Roberta blogged recently about living with pain, so I thought this would be a good time to talk about how meditative techniques can be used to manage pain.
First, start with breathing.
No matter what you’re feeling, whether intense and agonizing, or dull and throbbing, as soon as you can, focus on your breath. If you are overwhelmed, it will be hard, and probably impossible at first, but as soon as you can, find your breath, and turn your thoughts to breath.
If I am helping someone who is in pain, I force eye contact and we breathe together. If you look inward when in pain, you’ll tend to look at the pain. So if there isn’t a partner to help you with eye contact, find an outside focal point; a window, an object, anything. And look at it, hold it in your field of vision, and breathe.
Breathe.
Once you’re breathing, do a muscle sweep. You will probably find that you are clenching a lot of secondary muscles—muscles no where near the hurt part. Your jaw is tight, your hands are balled into fists, your feet are curled up. You are in the posture of resistance.

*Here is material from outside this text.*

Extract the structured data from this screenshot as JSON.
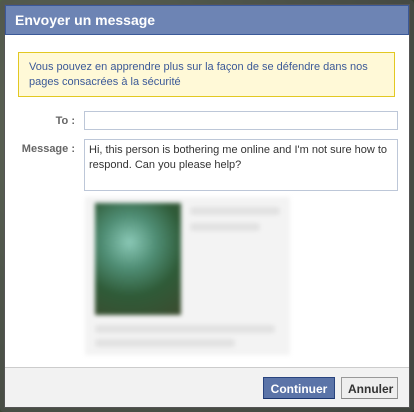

What happens, though, is that tight muscles hold more pain than loose muscles, so loosening these muscles will help. Plus, your muscles work in groups, and as you relax your hands and feet, the muscles near the pain will also start to loosen. Even though you haven’t been thinking about that painful area.
Breathe.
Unclench your feet. Open your hands. Let your fingers be soft. Relax your jaw and let your mouth fall open a little.
Once you feel as relaxed as you can, start breathing that relaxation into the pain. The breath runs over the pain like the soothing and gentle stroke of a hand. Stay with this image. If the pain starts to increase, look away from the pain and go back to your focal object and your secondary muscles. If you’re not able to breath into the pain at all, that’s okay, just do the breathing, the muscles, and the focal object.
Practice this technique when you’re not in pain so it’s available to you when you need it.